Hello i am new to hedgehog central and ive been researching all that i can on creating a home for my little guy, actually spent about 2 hours looking and saving different ideas to make his home next week before i get him. The only thing im hesitant on is what to buy to pick him up in and for traveling in general. Its a 30 minute trip but i was gonna take him to the pet store and splurge on more toys and stuff to keep him happy (not to mention i ordered stuff online lol) i refuse to use a shoe box and i was thinking of using a small dog/cat carrier but im really not sure and i dont mind dishing out whatever to safely pick him up. This site is awesome btw ive spent the last few days on the forum learing alot that other sites didnt teach me over time. Any and all safe suggestions would be greatly appreciated.


----------



## Lilysmommy (Jan 7, 2009)

Definitely get a cat or dog carrier, one that's hard-sided. It's safest and you'll use it for him multiple times for vet visits, traveling, etc. Small animal carriers are usually too small & too flimsy, so I'd definitely suggest a good quality dog/cat one. The extra room is nice since you can stuff in a couple fleece blankets for burrowing into & to keep him warm during winter trips (though for that kind of thing, it's also a good idea to stick in some covered handwarmers).


----------



## MomLady (Aug 14, 2010)

Plus it makes a good alternate cage if you have a power failure--less space to heat.
If you ever have to take shelter in your basement for a tornado warning or some kind of evacuation, then the carrier is perfect for that. You can keep it stocked with blankets, hand warmers, water and emergency food so you can move fast in case of emergency.


----------



## mayweathers82 (Nov 9, 2014)

Now when you guys say hand warmers you mean the ones you shake until they get hot? How exactlt would i put them inthere so he doesnt get to them?


----------



## MomLady (Aug 14, 2010)

Put it under the fleece or blanket. Or wrap them up a cloth. I put them UNDER her igloo when we travel.
Yep, we are talking the handwarmers like for hunting or football games!


----------



## Dgameman1 (Oct 18, 2014)

I know I'm gonna get hated for this but I picked up my hedgehog 4 hours away and he was in a box on the ride home filled with care fresh bedding


----------



## Lilysmommy (Jan 7, 2009)

I sewed little fleece pouches for my handwarmers, with a square of velcro to close the pocket. They worked perfectly! But just wrapping it in a cloth works just as well too.

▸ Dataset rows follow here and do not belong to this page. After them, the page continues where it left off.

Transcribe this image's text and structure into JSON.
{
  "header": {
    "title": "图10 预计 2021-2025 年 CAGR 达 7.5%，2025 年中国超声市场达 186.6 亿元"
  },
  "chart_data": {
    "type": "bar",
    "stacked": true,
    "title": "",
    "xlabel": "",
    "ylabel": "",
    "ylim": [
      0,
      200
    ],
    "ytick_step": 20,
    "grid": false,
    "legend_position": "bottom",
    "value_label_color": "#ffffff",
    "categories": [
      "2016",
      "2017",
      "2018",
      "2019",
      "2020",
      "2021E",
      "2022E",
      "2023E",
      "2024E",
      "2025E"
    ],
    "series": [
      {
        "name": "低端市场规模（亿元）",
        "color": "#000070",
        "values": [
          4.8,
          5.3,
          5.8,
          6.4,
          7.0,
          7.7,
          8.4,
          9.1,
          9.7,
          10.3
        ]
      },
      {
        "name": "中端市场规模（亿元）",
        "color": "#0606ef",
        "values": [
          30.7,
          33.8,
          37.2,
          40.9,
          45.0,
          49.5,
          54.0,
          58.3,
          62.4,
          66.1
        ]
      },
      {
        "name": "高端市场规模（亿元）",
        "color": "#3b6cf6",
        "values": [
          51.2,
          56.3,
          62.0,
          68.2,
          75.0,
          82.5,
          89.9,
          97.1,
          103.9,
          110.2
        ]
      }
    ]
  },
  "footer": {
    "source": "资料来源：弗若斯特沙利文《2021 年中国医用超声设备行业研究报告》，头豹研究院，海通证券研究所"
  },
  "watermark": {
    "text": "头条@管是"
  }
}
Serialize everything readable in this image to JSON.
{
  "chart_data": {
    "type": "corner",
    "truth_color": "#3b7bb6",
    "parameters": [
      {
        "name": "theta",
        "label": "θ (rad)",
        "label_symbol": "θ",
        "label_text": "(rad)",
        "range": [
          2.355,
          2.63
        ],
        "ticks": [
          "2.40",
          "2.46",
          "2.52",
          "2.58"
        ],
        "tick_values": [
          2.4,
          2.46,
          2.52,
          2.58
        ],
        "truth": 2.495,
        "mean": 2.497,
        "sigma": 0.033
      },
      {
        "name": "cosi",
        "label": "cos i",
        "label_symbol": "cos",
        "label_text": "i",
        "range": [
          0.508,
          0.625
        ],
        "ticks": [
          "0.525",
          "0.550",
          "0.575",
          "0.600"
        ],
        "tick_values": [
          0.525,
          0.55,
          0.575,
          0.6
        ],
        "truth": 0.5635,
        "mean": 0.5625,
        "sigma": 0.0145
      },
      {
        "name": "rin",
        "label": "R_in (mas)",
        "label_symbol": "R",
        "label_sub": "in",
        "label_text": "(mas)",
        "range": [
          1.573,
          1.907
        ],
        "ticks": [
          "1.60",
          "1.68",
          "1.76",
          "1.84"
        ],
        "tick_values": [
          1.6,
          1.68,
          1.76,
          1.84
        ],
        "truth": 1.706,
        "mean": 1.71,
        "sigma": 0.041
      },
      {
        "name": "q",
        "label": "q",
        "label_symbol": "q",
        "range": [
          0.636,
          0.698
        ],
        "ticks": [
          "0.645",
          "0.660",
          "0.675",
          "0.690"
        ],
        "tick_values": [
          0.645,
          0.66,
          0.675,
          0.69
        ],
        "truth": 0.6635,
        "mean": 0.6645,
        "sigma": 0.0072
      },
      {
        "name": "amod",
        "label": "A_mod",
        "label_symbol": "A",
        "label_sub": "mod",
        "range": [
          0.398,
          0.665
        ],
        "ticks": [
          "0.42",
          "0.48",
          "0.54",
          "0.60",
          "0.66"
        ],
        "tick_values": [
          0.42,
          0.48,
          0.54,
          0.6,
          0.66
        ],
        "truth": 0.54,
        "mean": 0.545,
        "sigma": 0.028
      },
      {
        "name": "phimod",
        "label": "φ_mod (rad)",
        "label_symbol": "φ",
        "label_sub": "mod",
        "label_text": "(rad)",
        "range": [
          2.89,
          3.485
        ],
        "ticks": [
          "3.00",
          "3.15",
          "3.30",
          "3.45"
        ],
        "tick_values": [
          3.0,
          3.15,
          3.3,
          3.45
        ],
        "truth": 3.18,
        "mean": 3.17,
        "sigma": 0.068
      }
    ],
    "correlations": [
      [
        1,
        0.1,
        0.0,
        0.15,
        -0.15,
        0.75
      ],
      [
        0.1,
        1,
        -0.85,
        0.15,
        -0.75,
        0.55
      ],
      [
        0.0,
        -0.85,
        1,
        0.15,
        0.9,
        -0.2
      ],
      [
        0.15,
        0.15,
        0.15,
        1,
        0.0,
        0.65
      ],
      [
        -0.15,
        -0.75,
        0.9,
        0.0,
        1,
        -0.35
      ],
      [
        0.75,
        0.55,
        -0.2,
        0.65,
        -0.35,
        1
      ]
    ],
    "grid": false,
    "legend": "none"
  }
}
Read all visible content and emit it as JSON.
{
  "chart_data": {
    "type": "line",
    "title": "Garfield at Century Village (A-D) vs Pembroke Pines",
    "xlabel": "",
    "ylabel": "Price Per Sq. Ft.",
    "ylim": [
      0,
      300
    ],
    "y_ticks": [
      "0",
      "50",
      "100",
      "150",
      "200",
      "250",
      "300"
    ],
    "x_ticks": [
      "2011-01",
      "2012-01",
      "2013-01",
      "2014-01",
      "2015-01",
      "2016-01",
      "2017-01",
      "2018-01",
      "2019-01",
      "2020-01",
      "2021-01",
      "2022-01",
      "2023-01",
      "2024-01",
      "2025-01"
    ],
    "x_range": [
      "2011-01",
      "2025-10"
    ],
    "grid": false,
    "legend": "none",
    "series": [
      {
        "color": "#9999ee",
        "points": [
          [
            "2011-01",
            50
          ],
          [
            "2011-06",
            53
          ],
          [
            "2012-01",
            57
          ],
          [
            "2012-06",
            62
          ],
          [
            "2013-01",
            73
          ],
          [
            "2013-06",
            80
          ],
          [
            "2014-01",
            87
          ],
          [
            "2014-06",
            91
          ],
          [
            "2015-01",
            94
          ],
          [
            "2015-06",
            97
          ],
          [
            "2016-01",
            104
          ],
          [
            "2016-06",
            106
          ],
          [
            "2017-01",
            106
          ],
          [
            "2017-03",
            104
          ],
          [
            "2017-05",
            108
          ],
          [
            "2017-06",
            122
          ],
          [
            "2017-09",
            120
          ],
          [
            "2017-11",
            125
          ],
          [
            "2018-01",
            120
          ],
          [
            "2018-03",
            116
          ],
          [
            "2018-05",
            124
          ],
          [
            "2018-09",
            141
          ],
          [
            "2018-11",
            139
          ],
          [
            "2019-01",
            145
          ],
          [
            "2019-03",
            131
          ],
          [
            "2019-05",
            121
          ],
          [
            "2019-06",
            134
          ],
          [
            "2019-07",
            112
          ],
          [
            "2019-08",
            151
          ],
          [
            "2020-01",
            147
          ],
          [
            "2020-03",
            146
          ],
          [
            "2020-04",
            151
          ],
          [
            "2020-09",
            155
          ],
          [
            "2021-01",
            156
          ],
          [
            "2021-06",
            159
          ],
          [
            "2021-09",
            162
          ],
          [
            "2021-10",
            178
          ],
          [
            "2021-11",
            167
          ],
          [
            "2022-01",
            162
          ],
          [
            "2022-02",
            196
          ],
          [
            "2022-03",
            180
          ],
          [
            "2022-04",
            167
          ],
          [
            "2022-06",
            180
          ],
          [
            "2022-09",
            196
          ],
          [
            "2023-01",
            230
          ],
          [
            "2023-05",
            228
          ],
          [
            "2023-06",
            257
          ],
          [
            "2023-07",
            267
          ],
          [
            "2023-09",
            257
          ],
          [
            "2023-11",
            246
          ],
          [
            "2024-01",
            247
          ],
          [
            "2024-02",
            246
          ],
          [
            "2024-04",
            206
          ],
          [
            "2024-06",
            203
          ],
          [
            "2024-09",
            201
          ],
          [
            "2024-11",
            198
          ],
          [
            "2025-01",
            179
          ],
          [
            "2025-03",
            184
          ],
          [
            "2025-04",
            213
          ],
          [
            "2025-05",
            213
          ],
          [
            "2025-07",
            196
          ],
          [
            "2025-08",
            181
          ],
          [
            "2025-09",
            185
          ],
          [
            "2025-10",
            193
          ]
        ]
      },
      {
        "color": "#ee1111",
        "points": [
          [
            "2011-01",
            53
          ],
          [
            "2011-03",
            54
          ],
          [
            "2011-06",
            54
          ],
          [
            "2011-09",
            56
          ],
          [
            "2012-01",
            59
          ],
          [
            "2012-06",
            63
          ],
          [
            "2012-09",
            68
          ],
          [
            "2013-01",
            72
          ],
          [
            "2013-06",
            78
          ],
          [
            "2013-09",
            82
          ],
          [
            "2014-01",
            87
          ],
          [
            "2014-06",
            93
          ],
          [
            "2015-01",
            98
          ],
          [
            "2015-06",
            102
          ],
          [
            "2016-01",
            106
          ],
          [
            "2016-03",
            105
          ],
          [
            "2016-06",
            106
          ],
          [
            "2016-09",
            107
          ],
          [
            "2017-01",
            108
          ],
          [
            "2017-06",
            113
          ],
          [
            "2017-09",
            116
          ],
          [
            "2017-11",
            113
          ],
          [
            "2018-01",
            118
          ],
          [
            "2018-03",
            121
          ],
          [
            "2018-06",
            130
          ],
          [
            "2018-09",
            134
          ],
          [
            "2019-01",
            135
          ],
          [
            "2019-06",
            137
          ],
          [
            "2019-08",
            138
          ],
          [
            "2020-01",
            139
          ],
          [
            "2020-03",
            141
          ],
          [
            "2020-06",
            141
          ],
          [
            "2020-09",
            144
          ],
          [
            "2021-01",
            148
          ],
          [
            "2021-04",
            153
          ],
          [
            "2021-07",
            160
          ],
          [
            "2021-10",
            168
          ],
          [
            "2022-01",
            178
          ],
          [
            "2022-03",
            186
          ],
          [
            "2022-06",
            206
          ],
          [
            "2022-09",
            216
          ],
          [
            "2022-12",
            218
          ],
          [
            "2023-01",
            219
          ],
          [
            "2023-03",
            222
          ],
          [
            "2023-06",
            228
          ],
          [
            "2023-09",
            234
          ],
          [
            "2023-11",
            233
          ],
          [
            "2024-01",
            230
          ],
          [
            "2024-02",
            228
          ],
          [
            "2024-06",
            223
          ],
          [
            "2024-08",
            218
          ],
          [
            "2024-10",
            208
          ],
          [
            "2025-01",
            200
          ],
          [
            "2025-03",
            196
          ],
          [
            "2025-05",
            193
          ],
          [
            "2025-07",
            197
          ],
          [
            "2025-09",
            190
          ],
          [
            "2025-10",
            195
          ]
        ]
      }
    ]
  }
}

Honestly? Lily sat in her sleeping bag in my lap for our drive home. We were lucky - nothing happened. But it's not something I'd EVER recommend now that I know better. I don't see the point in risking an animal's life if you DO happen to get into a car accident. No matter how carefully you're driving (or your relative/friend/whoever is driving), accidents still happen. It's best to prepare for the worst and make sure your pet (any pet) is in a safe carrier for car rides.


----------



## MomLady (Aug 14, 2010)

Really it's not even an accident that could mean problems. Think of how dangerous it would be if you got cut off in traffic and had to stop fast. Hedgie would probably fall on the floor or hit the dashboard or something in the car. Just don't risk hurting your new little one!


----------



## Prickerz (Sep 17, 2014)

One other quick note- you really should take your hedgehog straight home. I work at a pet store and know how hectic it can get. For a hedgehog that doesn't know you, or any of his surroundings, it can be insanely stressful! People do this with puppies alot- it's completely different. 
Not to mention that many people will be fascinated and want to hold/play with it. Just get everything you need before the big day.


----------